Une autre mascarade de l’équipe du président, Yazid Zerhouni traita le jeune Massinissa Guermah de « délinquant de vingt-six ans », un lycéen brillant assassiné pour l’amour de sa patrie, pour son attachement à la démocratie et aux valeurs de la république dans l’esprit de novembre. L’implication de Y.Z. dans l’assassinat de Ali Tounsi, qualifier par le ministre d’affaire personnelle liée à une opération de corruption. Une autre faute professionnelle ! El kalamou mina erridha, wa ssoukoutou mina edhahab !
M. Ahmed Ouyahia, chef du gouvernement des mandats de Bouteflika, glissa en marche arrière, une démarche artistique pour aller subir des chirurgies politico-plastiques et revenir avec un relooking de star, un autre discours, d’autres alliances plus jeunes et plus intéressantes. L’homme à l’opération « mains propres » sur les entreprises publiques, ferme ses yeux sur les mains basses des membres de son gouvernement sur la Sonatrach en particulier. Ahh ya Si Ahmed !
Le président reste silencieux devant ce niveau de corruption jamais enregistré dans l’histoire de notre Algérie, une complicité à hauteur de sa naïveté ou de son aveuglement volontaire. Le principal pour ce dernier est de mourir à la tête du pouvoir, de s’éterniser, de demeurer contre la volonté du peuple. Jamais contre la volonté de Dieu. Le jour du départ viendra et personne ne pourra reporter ce dernier voyage.
Le président partira avec un pouvoir imaginaire, sans ses généraux-majors, ses gardes de corps, son argent, ses ministres, son frère Said, ses tortionnaires, ses juges et sans défense. Seul avec ses actes, ses pratiques et ses pensées. Tous ceux qui ont participé à la destruction de notre peuple et de notre pays rejoindront leur parrain pour être jugé et puni un jour.

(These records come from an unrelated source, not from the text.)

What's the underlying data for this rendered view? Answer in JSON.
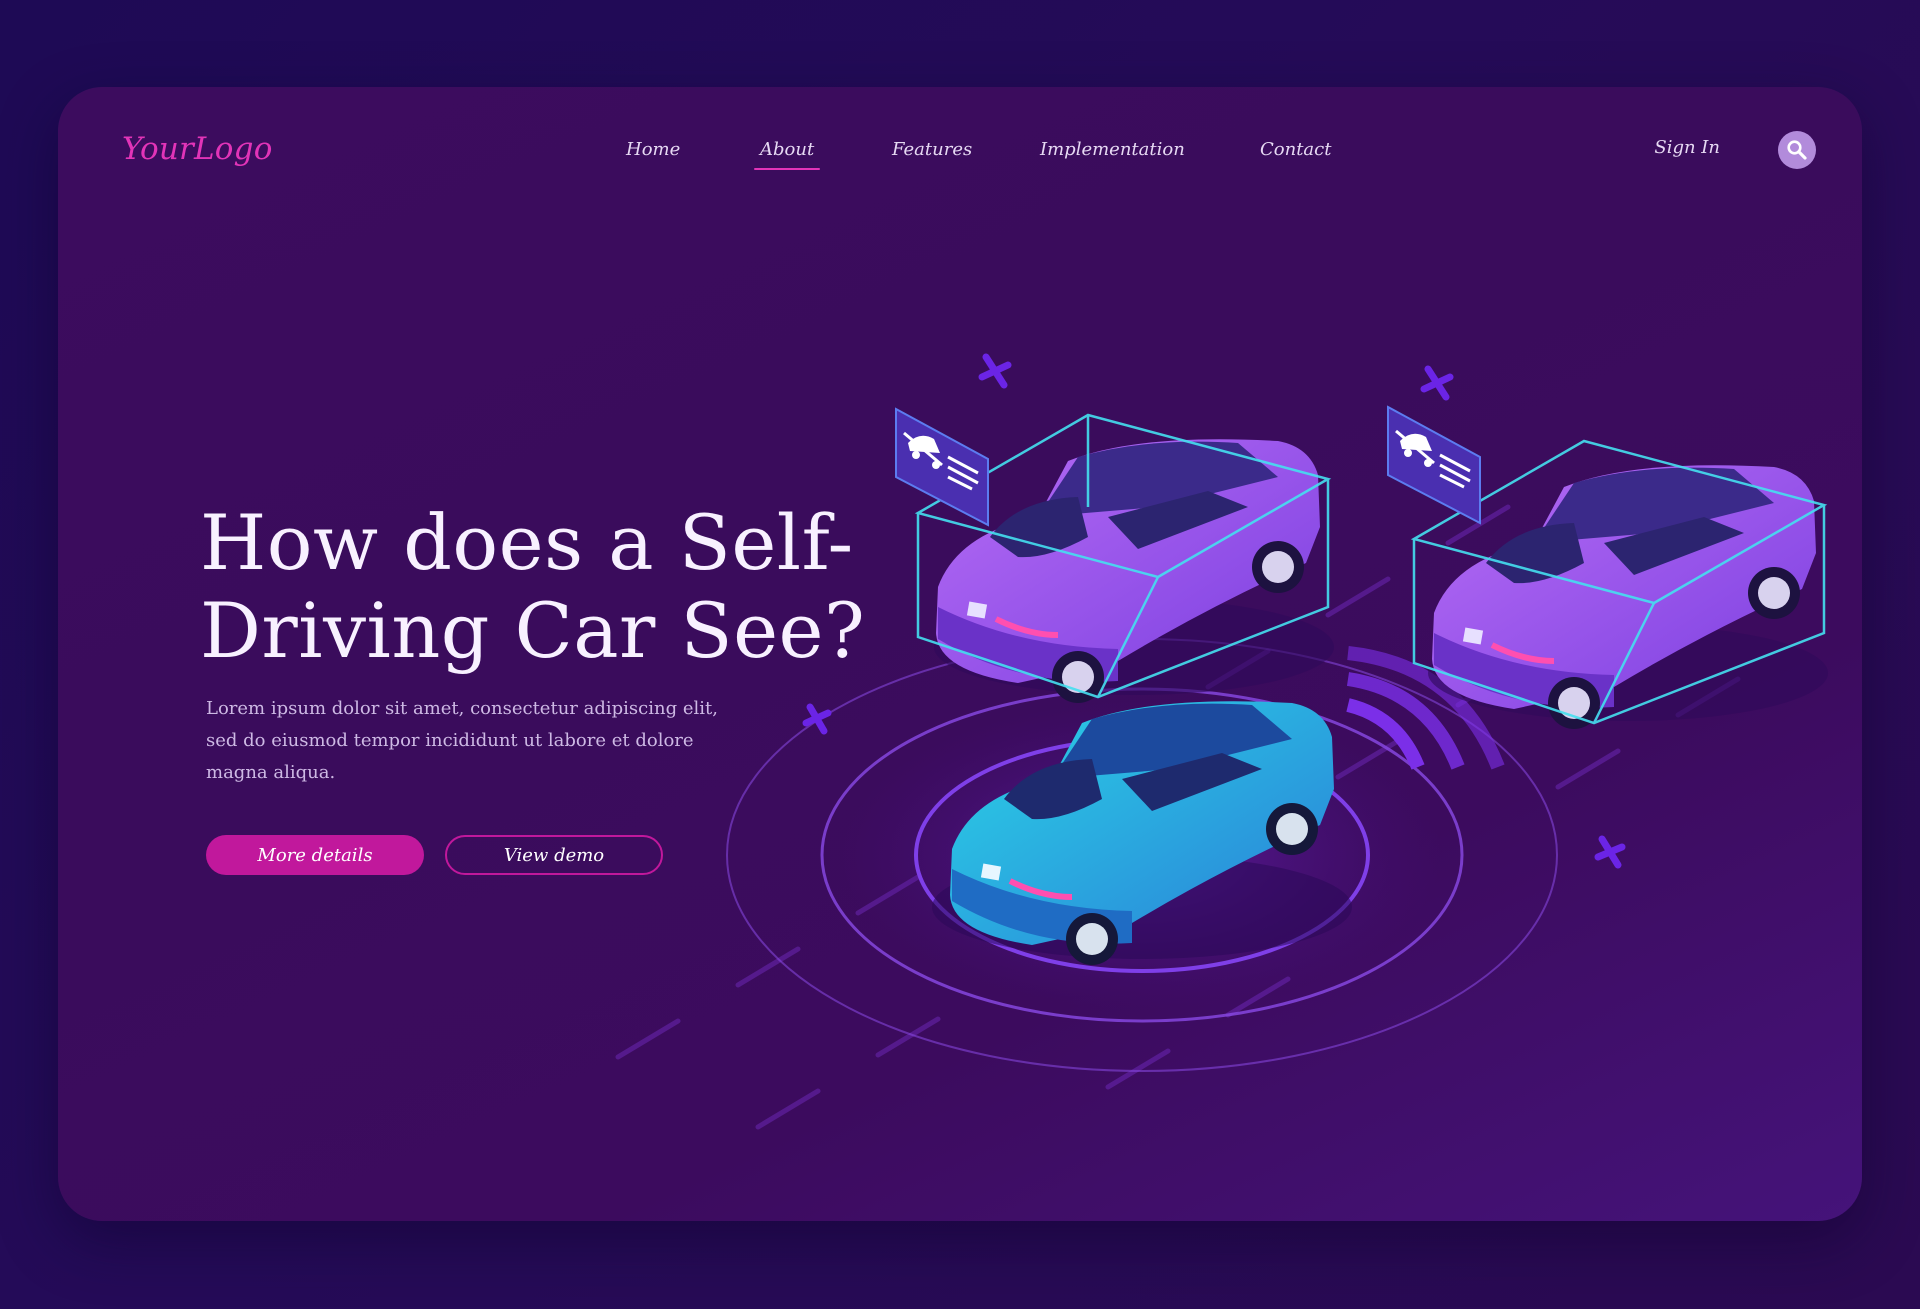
{
  "header": {
    "logo": "YourLogo",
    "nav": [
      {
        "label": "Home",
        "active": false
      },
      {
        "label": "About",
        "active": true
      },
      {
        "label": "Features",
        "active": false
      },
      {
        "label": "Implementation",
        "active": false
      },
      {
        "label": "Contact",
        "active": false
      }
    ],
    "sign_in": "Sign In",
    "search_icon": "search-icon"
  },
  "hero": {
    "title_line1": "How does a Self-",
    "title_line2": "Driving Car See?",
    "description": "Lorem ipsum dolor sit amet, consectetur adipiscing elit, sed do eiusmod tempor incididunt ut labore et dolore magna aliqua.",
    "primary_button": "More details",
    "secondary_button": "View demo"
  },
  "illustration": {
    "cars": [
      "blue-car",
      "purple-car",
      "purple-car"
    ],
    "detection_icon": "car-detection-icon"
  },
  "colors": {
    "accent": "#c1189c",
    "logo": "#e234b8",
    "detection_box": "#45e0f0",
    "background": "#3c0c5e"
  }
}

Aux hommes de Bouteflika et à tous ceux qui ont dilapidé les biens de notre peuple du Sendouq Ettadhamoune aux détournements de ce jour, à tous ceux qui ont participé de prés ou de loin à l’assassinat des enfants de la patrie de Abane Ramdane à Boudiaf, sans oublier les enfants de Novembre et d’Octobre et qu’en absence d’une justice de l’homme au-dessus de tous le châtiment de Dieu demeure l’espoir d’un peuple soumis à la répression et à la hogra.
Le playboy de Boumerdiene arrive à sa fin avec une Algérie atteinte de division, de corruption, de terrorisme, de violence, d’injustice, d’usure et de violation des droits de l’homme. Un homme fatigué par son parcours, des discothèques d’Oujda à celles de Copenhague, de la politique des non-alignés aux stratégies d’assimilation, de l’homme autoritaire au mandat d’arrêt international, des services de protection de Kasdi Merbah à l’opposition de Toufik, du parti au sens unique du FLN à la création, l’enrôlement et l’élimination du FIS, de l’isolement de Khaled à la petite retraite de Abbas Madani.
« Certes nous appartenons à Allah et c’est vers Lui que nous retournerons »
Démos





Cher Monsieur Démos! Merci pour cet article et ce rappel (dakir fa ina el dikra tanfa3o el mouminine). en effet, un jour on sera tous sujet d'un sévère interrogatoire (min ayna laka hada) d'où avez-vous obtenu ça ?( 1 milliard ou 1 DA). Du président au simple ouvrier, on passera tous par le véritable scanner. salutations
De bururu à Bouteflika, espérons que la boucle est bouclée, que le peuple prendra enfin en charge sa dignité et en finir avec le joug fasciste qui dure depuis 50 ans, ce que Bouteflika à fait de l'Algérie même Lacoste n'as pas osé, n'as pas eu le courage de faire, sa dignité d'homme lui interdit de liquider et dilapider les richesses d'une terre sur laquelle il vit, Bouteflika à industrialisé la grande corruption, Bouteflika à livré le pays les poings et mains liés à la mafia politico-financière, à présent Bouteflika se sont faible et le vieux comme dit Einstein en parlant de Dieu, à décidé de le rappeler, la tchipa, la chkara, la ma3rifa ne servent à rien.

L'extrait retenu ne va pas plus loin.